Spatial Covariance Matrix Reconstruction for DOA Estimation in Hybrid Massive MIMO Systems with Multiple Radio Frequency Chains

TL;DR

This paper introduces a novel method for reconstructing the spatial covariance matrix in hybrid massive MIMO systems, enabling effective DOA estimation with reduced hardware costs by adapting the MUSIC algorithm.

Contribution

It proposes a new SCM reconstruction algorithm using linear equations and optimized DOA selection, tailored for hybrid massive MIMO systems with multiple RF chains.

Findings

Accurate SCM reconstruction enables effective MUSIC-based DOA estimation.

The proposed algorithms demonstrate low complexity and high accuracy in simulations.
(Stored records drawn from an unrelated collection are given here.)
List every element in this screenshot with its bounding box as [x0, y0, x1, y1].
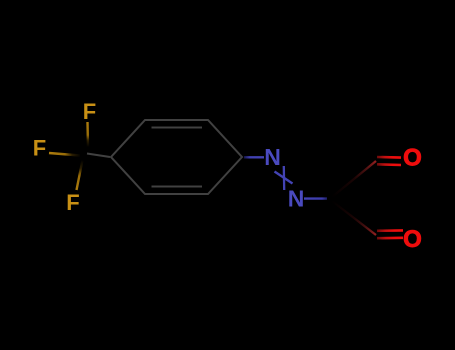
- svg-text:O: O: [403, 226, 422, 253]
- benzene ring C1-C6: [111, 120, 242, 194]
- svg-text:N: N: [288, 186, 305, 212]
- ring double bond inner line bottom: [152, 186, 203, 188]
- bond C7-F1: [86, 122, 89, 147]
- svg-text:F: F: [33, 136, 46, 161]
- bond C8-C9 (to top aldehyde carbon): [332, 161, 376, 197]
- carbonyl C9=O1 double bond line 1: [377, 156, 401, 159]
- bond C8-C10 (to bottom aldehyde carbon): [332, 201, 376, 235]
- svg-text:F: F: [83, 99, 96, 124]
- carbonyl C9=O1 double bond line 2: [377, 163, 401, 166]
- azo N1=N2 double bond line a (vertical): [283, 166, 286, 190]
- svg-text:N: N: [264, 144, 281, 170]
- ring double bond inner line top: [152, 127, 203, 129]
- svg-text:O: O: [403, 145, 422, 172]
- carbonyl C10=O2 double bond line 2: [377, 237, 403, 240]
- svg-text:F: F: [66, 190, 79, 215]
- carbonyl C10=O2 double bond line 1: [377, 229, 403, 232]
- bond C7-F3: [77, 160, 83, 190]
- bond N2-C8: [304, 197, 327, 199]
- azo N1=N2 double bond line b (diagonal): [275, 172, 293, 184]
- bond C4-N1: [244, 156, 264, 158]
- bond C7-F2: [49, 153, 80, 156]
- bond C7-C1 (CF3 carbon to ring): [87, 154, 110, 158]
The method reduces hardware costs by avoiding full digital signal processing.

Abstract

Multiple signal classification (MUSIC) has been widely applied in multiple-input multiple-output (MIMO) receivers for direction-of-arrival (DOA) estimation. To reduce the cost of radio frequency (RF) chains operating at millimeter-wave bands, hybrid analog-digital structure has been adopted in massive MIMO transceivers. In this situation, the received signals at the antennas are unavailable to the digital receiver, and as a consequence, the spatial covariance matrix (SCM), which is essential in MUSIC algorithm, cannot be obtained using traditional sample average approach. Based on our previous work, we propose a novel algorithm for SCM reconstruction in hybrid massive MIMO systems with multiple RF chains. By switching the analog beamformers to a group of predetermined DOAs, SCM can be reconstructed through the solutions of a set of linear equations. In addition, based on insightful analysis on that linear equations, a low-complexity algorithm, as well as a careful selection of the predetermined DOAs, will be also presented in this paper. Simulation results show that the proposed algorithms can reconstruct the SCM accurately so that MUSIC algorithm can be well used for DOA estimation in hybrid massive MIMO systems with multiple RF chains.